Sriwijaya Post - Jumat, 26 Maret 2010 08:45 WIB
SELAMA berabad-abad, rakyat Besemah menjadi “penjaga” atau pengawal wilayah kesultanan dari ancaman yang berasal dari daerah perbatasan. Sikap ini pula yang menyebabkan Belanda kesulitan menaklukkan Palembang (baca: Sumatera Selatan) pasca-jatuhnya Kesultanan Palembang Darussalam, 1821. Besemah (Pagaralam, Empat Lawang, dan daerah sekitarnya) tercatat sebagai wilayah terakhir yang dikuasai Belanda, yaitu sekitar 1860-an.
Belanda juga mengalami kesulitan untuk menangkap “pemberontak” dari Palembang yang melarikan diri ke Besemah.
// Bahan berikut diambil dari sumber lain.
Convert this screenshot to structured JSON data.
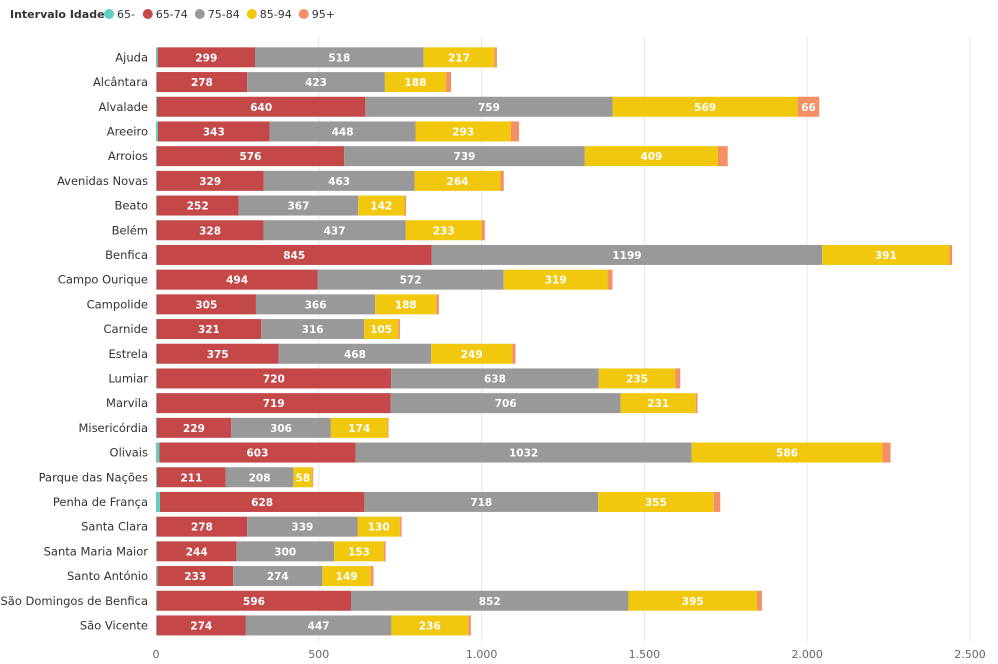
{
  "chart_data": {
    "type": "bar",
    "orientation": "horizontal",
    "stacked": true,
    "legend": {
      "title": "Intervalo Idade",
      "placement": "top-left"
    },
    "categories": [
      "Ajuda",
      "Alcântara",
      "Alvalade",
      "Areeiro",
      "Arroios",
      "Avenidas Novas",
      "Beato",
      "Belém",
      "Benfica",
      "Campo Ourique",
      "Campolide",
      "Carnide",
      "Estrela",
      "Lumiar",
      "Marvila",
      "Misericórdia",
      "Olivais",
      "Parque das Nações",
      "Penha de França",
      "Santa Clara",
      "Santa Maria Maior",
      "Santo António",
      "São Domingos de Benfica",
      "São Vicente"
    ],
    "series": [
      {
        "name": "65-",
        "color": "#5ecfc4",
        "values": [
          5,
          2,
          3,
          6,
          2,
          2,
          2,
          2,
          2,
          2,
          2,
          2,
          2,
          2,
          2,
          2,
          10,
          3,
          12,
          2,
          3,
          4,
          3,
          2
        ]
      },
      {
        "name": "65-74",
        "color": "#c44848",
        "values": [
          299,
          278,
          640,
          343,
          576,
          329,
          252,
          328,
          845,
          494,
          305,
          321,
          375,
          720,
          719,
          229,
          603,
          211,
          628,
          278,
          244,
          233,
          596,
          274
        ]
      },
      {
        "name": "75-84",
        "color": "#999999",
        "values": [
          518,
          423,
          759,
          448,
          739,
          463,
          367,
          437,
          1199,
          572,
          366,
          316,
          468,
          638,
          706,
          306,
          1032,
          208,
          718,
          339,
          300,
          274,
          852,
          447
        ]
      },
      {
        "name": "85-94",
        "color": "#f2c80f",
        "values": [
          217,
          188,
          569,
          293,
          409,
          264,
          142,
          233,
          391,
          319,
          188,
          105,
          249,
          235,
          231,
          174,
          586,
          58,
          355,
          130,
          153,
          149,
          395,
          236
        ]
      },
      {
        "name": "95+",
        "color": "#f58f65",
        "values": [
          8,
          15,
          66,
          25,
          30,
          10,
          5,
          10,
          8,
          15,
          8,
          5,
          10,
          15,
          5,
          3,
          25,
          3,
          20,
          5,
          5,
          8,
          15,
          8
        ]
      }
    ],
    "data_labels": {
      "65-74": [
        "299",
        "278",
        "640",
        "343",
        "576",
        "329",
        "252",
        "328",
        "845",
        "494",
        "305",
        "321",
        "375",
        "720",
        "719",
        "229",
        "603",
        "211",
        "628",
        "278",
        "244",
        "233",
        "596",
        "274"
      ],
      "75-84": [
        "518",
        "423",
        "759",
        "448",
        "739",
        "463",
        "367",
        "437",
        "1199",
        "572",
        "366",
        "316",
        "468",
        "638",
        "706",
        "306",
        "1032",
        "208",
        "718",
        "339",
        "300",
        "274",
        "852",
        "447"
      ],
      "85-94": [
        "217",
        "188",
        "569",
        "293",
        "409",
        "264",
        "142",
        "233",
        "391",
        "319",
        "188",
        "105",
        "249",
        "235",
        "231",
        "174",
        "586",
        "58",
        "355",
        "130",
        "153",
        "149",
        "395",
        "236"
      ],
      "95+": [
        "",
        "",
        "66",
        "",
        "",
        "",
        "",
        "",
        "",
        "",
        "",
        "",
        "",
        "",
        "",
        "",
        "",
        "",
        "",
        "",
        "",
        "",
        "",
        ""
      ]
    },
    "xlim": [
      0,
      2500
    ],
    "x_ticks": [
      0,
      500,
      1000,
      1500,
      2000,
      2500
    ],
    "x_tick_labels": [
      "0",
      "500",
      "1.000",
      "1.500",
      "2.000",
      "2.500"
    ],
    "grid": true
  }
}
Hal ini disebabkan sifat Beganti “sifat dan sikap setia kawan” yang dipegang teguh oleh rakyat Besemah. Sebagai catatan, Kesultanan Palembang menempatkan Besemah sebagai Sindang. Dalam perspektif berbeda, rakyat Besemah memandang Palembang dalam hubungan kelawai-muanai atau ikatan persaudaraan lelaki-perempuan. Palembang dalam kaitan dengan Puyang Atung Bungsu merupakan saudara perempuan rakyat Besemah yang mesti dilindungi.
Karakter yang terbentuk kolektif oleh sejarah itulah yang membuat rakyat Besemah memegang banyak prinsip baik dalam kehidupan. Apalagi, pesan baik biasanya dalam bentuk ujar-ujar itu dipandang sebagai pesan Puyang (leluhur) yang harus diterapkan dalam kehidupan sehari-hari.